The last U.S. penny was minted last week, bringing to a close a 232-year run. Production may have stopped, but the coin won’t disappear immediately: pennies typically circulate for roughly 30 years, so they’ll remain in pockets and registers for decades yet.
The penny’s lineage reaches back overseas, tracing to the British penny and the German pfennig (from pfanne, meaning pan). The earliest American one-cent piece was a private 1787 fugio cent — a 100% copper coin stamped with “Mind Your Business” and a sundial reminder that time flies. The first official U.S. one-cent coin followed in 1793. In 1909 Abraham Lincoln became the first president depicted on U.S. coinage, marking the centennial of his birth; the phrase “In God We Trust” later became a standard motto on U.S. coins and was eventually adopted as the national motto.
For generations the penny helped pay soldiers, buy small everyday items like gumballs, and make change.
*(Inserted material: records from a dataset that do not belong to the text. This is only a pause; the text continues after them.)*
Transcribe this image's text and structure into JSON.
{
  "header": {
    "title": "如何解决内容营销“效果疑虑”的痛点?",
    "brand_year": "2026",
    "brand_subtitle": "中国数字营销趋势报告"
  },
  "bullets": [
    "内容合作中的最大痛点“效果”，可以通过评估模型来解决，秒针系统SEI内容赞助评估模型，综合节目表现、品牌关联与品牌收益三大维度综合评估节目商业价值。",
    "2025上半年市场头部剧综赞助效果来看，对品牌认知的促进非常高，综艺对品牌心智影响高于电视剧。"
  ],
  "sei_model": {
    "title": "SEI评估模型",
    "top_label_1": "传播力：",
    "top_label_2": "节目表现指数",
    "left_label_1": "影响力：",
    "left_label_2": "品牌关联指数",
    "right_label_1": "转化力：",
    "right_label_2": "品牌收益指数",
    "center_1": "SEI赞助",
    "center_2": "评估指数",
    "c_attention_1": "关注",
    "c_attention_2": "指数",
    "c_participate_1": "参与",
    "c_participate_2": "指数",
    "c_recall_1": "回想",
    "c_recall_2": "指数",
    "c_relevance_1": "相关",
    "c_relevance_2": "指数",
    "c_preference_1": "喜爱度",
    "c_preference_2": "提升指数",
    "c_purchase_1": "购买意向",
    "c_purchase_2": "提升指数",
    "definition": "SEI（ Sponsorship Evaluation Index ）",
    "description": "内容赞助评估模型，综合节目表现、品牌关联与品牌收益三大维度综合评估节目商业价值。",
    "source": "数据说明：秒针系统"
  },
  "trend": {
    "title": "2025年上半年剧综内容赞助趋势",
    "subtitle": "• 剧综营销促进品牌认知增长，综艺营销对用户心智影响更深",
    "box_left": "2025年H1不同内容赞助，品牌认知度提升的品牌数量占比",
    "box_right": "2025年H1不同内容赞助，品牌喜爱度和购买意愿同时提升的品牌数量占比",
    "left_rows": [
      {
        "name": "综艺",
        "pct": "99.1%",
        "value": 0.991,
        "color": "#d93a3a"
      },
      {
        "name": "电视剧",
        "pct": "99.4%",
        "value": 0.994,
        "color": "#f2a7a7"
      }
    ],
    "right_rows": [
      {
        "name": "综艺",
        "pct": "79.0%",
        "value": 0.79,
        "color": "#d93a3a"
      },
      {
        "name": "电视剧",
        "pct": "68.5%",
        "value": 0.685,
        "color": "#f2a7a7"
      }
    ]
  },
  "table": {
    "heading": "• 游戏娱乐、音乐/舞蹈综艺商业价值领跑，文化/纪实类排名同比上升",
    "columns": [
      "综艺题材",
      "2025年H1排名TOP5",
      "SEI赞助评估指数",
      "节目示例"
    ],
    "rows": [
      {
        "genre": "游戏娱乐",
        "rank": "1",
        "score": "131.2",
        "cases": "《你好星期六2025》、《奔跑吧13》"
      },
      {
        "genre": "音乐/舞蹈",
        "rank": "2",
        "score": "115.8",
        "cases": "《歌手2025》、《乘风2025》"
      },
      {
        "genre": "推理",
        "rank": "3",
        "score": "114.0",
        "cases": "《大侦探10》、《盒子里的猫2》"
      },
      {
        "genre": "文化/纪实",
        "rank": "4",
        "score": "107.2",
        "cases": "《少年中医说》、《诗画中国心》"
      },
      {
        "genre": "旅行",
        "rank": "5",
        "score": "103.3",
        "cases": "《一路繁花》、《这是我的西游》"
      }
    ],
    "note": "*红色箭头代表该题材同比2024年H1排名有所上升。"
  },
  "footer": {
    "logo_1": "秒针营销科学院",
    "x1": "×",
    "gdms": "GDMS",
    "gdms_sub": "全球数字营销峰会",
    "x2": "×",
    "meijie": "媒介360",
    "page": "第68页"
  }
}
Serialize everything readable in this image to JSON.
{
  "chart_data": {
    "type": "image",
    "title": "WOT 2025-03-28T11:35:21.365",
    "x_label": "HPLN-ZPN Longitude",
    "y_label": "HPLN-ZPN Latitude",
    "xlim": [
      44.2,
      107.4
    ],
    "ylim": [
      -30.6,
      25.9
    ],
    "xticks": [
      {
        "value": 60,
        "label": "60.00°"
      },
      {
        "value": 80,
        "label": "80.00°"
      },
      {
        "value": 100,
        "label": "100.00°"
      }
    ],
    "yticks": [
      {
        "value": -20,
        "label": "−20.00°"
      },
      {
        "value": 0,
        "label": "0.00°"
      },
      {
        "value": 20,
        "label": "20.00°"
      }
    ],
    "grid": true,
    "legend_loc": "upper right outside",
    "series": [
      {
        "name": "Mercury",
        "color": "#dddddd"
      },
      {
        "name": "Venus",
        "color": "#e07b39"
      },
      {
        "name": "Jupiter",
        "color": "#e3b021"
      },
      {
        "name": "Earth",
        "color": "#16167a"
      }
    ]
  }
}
Today its buying power is tiny. Modern pennies are mostly zinc (about 97.5%) with a thin copper plating, and manufacturing costs exceed face value. In 2024 the U.S. Mint estimated it cost roughly 3.69 cents in materials and production to make a single penny.
Despite that practical decline, the penny’s cultural life is robust. It survives in language and custom — sayings such as “in for a penny,” “a penny for your thoughts,” “my two cents,” and “a penny saved is a penny earned” keep the coin alive in conversation. Small rituals—slipping a bright penny into a bride’s shoe for luck or dropping one in a pay-phone loafer—persist in memory and tradition. As aphorism scholar James Geary has observed, the penny’s smallness makes it especially suited to short, memorable sayings.
Some myths about the penny have also lingered. The idea that a penny dropped from the Empire State Building could kill someone below is urban legend; a penny’s light weight and shape cause it to flutter, not attain lethal speed, a fact demonstrated in tests like those on MythBusters.
Though its production has ended, the penny will taper out of active use slowly. It will remain in language, in collections, in the odd tip jar and the bottom of a purse — a modest piece of American history that served well beyond its monetary value. Along with the dime, nickel and quarter, the penny retires as a humble, long-serving emblem of everyday life. Rest well, penny.